The report confirms that “the escalating Sino-US trade war and shipping alliances’ trim or shutdown of liners and control on shipping space hindered the growth of the container shipping market.”
Container throughout down
Cargo throughput in the world’s major ports in Q3 2018 is up 7.4% year-on-year, but the growth rate of container throughput has declined, showed the report.
Cargo throughput rose to over 3.01bn tonnes in Q3 2018, but container throughout fared less well with 92.57m teus of containers handled, merely increasing 2.7% year-on-year.
Performance in production suffered as the escalating China-US trade friction ripped over to products suitable for container shipping, such as small-sized equipment and white goods.
Among the US ports, the Port of South Louisiana and the Port of Long Beach were most affected. The import and export volumes of major products hit by the tariff all fell to various extents, and the cargo throughput of these two ports dropped 1.9% and 3.4% year-on-year, respectively.

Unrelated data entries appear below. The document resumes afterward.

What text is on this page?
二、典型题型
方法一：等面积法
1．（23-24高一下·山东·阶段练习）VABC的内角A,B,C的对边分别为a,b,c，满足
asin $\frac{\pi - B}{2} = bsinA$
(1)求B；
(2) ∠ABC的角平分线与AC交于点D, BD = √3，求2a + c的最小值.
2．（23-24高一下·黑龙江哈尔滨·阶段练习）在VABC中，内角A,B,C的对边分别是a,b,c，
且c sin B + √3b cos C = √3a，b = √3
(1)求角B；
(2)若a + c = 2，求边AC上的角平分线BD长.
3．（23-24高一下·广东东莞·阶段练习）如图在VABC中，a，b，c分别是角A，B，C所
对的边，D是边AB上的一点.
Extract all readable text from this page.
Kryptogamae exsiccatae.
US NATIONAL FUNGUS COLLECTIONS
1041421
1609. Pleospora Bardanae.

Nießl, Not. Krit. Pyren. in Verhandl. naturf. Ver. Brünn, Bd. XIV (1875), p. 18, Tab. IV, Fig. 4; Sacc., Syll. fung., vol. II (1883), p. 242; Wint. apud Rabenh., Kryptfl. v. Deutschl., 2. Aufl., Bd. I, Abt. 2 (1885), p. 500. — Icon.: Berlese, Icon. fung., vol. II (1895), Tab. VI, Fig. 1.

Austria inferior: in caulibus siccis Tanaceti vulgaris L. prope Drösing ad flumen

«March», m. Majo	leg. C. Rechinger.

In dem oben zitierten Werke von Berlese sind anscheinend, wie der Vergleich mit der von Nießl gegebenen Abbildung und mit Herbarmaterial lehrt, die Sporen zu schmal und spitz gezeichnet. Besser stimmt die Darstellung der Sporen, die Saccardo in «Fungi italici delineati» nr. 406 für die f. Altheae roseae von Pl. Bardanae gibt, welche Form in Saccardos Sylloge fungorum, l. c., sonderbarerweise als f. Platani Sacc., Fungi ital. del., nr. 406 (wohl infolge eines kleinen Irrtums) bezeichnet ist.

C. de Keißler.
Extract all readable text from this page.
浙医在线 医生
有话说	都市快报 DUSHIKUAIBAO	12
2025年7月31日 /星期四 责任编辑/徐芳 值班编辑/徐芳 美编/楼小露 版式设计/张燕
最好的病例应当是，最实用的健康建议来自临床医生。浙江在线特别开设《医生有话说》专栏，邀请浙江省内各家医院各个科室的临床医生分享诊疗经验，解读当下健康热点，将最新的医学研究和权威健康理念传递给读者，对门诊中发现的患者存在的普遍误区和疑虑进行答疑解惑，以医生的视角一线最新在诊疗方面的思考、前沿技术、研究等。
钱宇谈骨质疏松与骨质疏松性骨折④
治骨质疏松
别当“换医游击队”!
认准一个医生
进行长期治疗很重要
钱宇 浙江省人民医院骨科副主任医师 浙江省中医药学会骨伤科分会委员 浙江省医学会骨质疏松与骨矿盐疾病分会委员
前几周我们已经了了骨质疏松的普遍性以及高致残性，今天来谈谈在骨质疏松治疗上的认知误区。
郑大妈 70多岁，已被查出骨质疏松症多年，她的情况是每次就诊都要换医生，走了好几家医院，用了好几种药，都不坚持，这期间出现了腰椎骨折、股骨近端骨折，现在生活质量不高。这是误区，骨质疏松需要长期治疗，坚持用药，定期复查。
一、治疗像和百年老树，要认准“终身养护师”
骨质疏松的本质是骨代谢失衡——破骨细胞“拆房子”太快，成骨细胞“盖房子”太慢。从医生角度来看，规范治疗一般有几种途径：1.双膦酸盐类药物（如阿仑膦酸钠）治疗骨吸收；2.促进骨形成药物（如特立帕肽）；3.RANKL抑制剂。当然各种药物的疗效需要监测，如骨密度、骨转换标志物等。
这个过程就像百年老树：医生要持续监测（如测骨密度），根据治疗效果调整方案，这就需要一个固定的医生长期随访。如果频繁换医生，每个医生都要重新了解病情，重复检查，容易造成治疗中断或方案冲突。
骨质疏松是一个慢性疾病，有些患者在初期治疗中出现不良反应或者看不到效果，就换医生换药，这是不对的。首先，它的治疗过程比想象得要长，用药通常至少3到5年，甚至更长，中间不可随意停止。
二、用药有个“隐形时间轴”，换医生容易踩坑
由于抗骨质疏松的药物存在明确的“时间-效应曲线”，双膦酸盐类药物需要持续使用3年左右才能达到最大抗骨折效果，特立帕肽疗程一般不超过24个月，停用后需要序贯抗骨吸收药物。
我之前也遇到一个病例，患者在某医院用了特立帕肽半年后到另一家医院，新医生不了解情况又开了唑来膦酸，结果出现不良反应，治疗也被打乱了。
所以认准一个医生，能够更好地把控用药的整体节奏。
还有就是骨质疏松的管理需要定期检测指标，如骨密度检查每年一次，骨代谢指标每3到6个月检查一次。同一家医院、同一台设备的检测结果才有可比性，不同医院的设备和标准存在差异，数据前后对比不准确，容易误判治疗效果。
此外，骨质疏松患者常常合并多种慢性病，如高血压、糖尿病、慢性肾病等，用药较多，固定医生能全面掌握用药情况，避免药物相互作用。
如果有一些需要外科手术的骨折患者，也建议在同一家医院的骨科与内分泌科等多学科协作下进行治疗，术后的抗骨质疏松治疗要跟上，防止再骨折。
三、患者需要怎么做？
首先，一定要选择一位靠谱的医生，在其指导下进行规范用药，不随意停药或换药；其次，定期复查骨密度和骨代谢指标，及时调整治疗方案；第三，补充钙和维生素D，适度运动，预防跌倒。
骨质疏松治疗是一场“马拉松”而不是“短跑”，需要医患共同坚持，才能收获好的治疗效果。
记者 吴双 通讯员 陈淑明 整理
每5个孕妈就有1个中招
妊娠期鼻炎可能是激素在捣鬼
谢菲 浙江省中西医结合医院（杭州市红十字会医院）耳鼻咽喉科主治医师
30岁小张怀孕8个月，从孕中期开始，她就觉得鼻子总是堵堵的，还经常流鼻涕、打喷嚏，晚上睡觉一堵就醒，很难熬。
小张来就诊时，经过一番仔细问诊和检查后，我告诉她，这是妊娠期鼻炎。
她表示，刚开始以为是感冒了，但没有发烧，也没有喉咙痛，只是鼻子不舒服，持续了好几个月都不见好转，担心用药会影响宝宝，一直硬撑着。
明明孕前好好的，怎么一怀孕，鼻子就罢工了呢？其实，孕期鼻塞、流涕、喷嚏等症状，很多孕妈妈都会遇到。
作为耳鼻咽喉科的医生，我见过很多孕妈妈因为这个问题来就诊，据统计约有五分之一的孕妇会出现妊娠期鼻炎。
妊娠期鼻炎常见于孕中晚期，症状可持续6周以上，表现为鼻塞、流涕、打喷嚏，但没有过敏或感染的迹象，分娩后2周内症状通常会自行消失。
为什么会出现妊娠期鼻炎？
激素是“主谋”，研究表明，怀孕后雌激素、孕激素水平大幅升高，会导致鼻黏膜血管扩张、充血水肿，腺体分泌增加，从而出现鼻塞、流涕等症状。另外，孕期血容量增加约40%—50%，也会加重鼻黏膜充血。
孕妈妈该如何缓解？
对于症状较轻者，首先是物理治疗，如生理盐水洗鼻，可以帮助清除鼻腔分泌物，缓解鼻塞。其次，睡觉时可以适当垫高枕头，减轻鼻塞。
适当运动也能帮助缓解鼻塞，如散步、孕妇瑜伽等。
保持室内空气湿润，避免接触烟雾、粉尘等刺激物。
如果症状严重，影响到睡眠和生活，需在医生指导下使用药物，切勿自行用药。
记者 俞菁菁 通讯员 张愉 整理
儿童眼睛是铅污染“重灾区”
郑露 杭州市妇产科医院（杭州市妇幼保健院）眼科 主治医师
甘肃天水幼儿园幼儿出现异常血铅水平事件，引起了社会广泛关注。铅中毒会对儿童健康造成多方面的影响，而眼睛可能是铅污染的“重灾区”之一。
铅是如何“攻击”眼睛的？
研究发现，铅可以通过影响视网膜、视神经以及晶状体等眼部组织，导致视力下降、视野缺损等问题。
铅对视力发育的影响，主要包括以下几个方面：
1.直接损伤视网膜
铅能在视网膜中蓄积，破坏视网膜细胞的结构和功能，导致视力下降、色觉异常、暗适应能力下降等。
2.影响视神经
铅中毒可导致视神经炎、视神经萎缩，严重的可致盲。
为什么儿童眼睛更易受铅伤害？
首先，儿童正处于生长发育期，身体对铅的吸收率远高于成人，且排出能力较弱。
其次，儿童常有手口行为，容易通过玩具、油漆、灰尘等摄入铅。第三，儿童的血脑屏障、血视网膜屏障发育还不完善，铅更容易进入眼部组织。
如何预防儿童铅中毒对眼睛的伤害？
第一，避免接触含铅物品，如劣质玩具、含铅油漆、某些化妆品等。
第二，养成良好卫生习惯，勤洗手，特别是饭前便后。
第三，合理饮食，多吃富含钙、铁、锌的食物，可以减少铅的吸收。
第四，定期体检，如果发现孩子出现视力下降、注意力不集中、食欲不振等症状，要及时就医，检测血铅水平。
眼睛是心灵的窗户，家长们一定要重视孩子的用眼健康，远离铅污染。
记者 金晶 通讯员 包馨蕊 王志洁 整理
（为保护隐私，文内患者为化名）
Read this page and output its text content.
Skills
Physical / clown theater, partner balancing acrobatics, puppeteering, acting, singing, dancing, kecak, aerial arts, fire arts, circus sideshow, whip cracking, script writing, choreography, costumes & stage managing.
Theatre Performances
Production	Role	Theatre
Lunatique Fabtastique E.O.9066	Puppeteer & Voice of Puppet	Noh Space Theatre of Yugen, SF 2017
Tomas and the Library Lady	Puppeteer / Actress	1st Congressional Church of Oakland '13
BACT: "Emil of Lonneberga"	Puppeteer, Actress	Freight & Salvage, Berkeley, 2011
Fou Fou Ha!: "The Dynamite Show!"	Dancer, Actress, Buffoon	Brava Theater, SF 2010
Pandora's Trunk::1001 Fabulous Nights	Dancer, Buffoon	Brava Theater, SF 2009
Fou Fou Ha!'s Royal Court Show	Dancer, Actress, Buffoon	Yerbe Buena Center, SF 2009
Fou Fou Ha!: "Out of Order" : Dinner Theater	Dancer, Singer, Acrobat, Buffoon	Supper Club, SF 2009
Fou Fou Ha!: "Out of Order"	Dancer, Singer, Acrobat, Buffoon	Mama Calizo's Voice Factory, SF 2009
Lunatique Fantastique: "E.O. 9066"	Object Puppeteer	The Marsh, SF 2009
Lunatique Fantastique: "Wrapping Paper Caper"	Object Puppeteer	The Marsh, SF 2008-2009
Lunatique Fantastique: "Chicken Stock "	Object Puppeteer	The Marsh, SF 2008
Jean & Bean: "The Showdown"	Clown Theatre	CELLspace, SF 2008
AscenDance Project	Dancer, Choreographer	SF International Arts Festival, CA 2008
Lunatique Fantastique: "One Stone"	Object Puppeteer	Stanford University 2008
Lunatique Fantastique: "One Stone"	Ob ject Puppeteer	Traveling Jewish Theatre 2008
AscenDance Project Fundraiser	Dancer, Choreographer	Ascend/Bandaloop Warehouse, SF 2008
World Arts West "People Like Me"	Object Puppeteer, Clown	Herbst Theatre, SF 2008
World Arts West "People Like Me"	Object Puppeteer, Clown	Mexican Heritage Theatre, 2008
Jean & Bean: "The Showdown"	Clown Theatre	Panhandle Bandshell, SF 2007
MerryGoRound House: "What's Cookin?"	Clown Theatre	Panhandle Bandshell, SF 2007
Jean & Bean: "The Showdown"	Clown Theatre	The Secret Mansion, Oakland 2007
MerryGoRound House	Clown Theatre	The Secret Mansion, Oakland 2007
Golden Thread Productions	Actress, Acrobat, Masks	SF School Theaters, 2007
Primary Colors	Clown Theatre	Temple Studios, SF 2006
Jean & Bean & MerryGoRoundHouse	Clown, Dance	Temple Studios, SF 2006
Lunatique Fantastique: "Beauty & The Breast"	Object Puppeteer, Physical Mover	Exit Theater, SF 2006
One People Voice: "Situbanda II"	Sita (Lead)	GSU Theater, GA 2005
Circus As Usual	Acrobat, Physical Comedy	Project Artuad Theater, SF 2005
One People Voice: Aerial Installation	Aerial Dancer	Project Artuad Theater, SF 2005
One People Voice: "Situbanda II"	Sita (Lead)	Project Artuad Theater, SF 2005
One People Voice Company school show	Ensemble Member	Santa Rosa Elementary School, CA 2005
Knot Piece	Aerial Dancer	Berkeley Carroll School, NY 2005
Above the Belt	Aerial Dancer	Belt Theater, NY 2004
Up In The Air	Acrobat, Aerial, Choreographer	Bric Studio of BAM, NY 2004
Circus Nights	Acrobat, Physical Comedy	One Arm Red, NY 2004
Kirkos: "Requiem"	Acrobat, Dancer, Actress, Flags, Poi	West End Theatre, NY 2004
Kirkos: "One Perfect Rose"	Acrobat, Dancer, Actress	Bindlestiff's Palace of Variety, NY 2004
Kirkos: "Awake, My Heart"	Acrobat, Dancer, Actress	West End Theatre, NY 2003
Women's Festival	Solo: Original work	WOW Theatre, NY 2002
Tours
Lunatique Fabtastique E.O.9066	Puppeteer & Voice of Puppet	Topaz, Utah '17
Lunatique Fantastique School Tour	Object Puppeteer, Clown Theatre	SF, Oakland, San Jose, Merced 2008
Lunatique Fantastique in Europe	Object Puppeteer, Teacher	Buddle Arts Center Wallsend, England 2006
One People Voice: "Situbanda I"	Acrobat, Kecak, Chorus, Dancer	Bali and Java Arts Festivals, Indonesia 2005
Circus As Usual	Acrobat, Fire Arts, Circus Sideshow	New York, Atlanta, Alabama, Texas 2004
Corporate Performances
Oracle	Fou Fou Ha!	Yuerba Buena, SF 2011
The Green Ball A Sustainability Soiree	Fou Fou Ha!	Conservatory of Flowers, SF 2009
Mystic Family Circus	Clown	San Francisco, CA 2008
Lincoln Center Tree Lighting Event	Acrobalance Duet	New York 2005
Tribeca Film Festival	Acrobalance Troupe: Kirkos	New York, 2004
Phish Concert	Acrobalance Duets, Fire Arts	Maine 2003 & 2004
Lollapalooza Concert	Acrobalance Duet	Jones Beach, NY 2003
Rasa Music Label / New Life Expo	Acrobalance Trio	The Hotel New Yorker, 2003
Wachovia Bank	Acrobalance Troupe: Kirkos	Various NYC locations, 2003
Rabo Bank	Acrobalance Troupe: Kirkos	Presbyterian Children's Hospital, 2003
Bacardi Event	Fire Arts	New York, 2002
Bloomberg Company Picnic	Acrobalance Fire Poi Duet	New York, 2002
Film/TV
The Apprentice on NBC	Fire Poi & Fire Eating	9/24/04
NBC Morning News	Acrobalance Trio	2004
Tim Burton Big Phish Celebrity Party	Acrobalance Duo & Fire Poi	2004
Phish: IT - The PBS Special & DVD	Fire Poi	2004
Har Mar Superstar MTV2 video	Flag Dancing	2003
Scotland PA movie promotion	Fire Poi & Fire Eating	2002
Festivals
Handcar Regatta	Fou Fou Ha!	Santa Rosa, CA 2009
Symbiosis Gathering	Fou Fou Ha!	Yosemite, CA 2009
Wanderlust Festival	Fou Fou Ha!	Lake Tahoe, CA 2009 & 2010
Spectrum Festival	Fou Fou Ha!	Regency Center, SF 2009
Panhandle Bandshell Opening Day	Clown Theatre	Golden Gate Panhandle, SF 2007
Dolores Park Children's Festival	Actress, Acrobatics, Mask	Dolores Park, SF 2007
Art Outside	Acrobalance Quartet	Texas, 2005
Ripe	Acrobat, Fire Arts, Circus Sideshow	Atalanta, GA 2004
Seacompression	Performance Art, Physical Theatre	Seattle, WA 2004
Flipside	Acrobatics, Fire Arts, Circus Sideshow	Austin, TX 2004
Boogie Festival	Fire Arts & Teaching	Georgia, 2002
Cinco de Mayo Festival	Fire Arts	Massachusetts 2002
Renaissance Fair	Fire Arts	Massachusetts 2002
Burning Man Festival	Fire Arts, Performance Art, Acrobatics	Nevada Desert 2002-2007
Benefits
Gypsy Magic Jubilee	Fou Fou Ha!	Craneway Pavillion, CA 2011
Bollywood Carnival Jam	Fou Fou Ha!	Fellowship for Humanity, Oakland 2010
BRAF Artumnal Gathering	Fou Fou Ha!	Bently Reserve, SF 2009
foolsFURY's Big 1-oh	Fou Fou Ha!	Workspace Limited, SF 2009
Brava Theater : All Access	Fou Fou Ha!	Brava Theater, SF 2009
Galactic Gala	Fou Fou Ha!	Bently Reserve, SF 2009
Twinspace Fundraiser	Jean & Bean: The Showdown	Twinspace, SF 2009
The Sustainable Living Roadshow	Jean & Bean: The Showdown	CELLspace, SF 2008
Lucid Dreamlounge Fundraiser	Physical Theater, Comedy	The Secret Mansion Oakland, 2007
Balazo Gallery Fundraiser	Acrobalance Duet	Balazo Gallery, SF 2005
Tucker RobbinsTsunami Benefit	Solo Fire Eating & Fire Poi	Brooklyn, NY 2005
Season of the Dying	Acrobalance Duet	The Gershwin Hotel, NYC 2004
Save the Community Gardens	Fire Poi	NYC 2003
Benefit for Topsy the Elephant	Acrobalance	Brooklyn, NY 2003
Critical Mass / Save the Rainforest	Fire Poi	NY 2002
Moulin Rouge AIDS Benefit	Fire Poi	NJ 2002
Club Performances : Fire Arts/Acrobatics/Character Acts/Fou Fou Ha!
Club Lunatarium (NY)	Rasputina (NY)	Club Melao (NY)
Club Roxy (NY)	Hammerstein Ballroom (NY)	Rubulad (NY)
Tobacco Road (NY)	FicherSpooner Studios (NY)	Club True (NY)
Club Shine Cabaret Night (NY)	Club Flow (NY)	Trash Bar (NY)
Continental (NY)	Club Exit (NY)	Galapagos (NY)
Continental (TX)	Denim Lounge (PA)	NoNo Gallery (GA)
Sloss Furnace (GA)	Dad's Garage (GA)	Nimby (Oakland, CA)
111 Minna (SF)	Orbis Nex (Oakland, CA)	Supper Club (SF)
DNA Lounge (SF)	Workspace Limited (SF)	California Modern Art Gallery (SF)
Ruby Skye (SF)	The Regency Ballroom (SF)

Of the Chinese ports, Shenzhen Port has the highest proportion of container throughput for the China-US shipping routes, which accounts for 27% of its overall container throughput. The trade war will dampen its business related to the international shipping routes by 4.5%, stated the report.
As trade friction continued to escalate, the throughput of Shenzhen Port fell 2.6% year-on-year to 6.9 million teus; with slow growth in exports and a withering container volume transferring to China and exporting to the US, the port saw its container throughput plunge 10.4% year-on-year to 4.82m teus.
Other issues which impacted growth and performance included increasingly strict environmental protection policies and a downward trend in global dry bulk cargo throughput.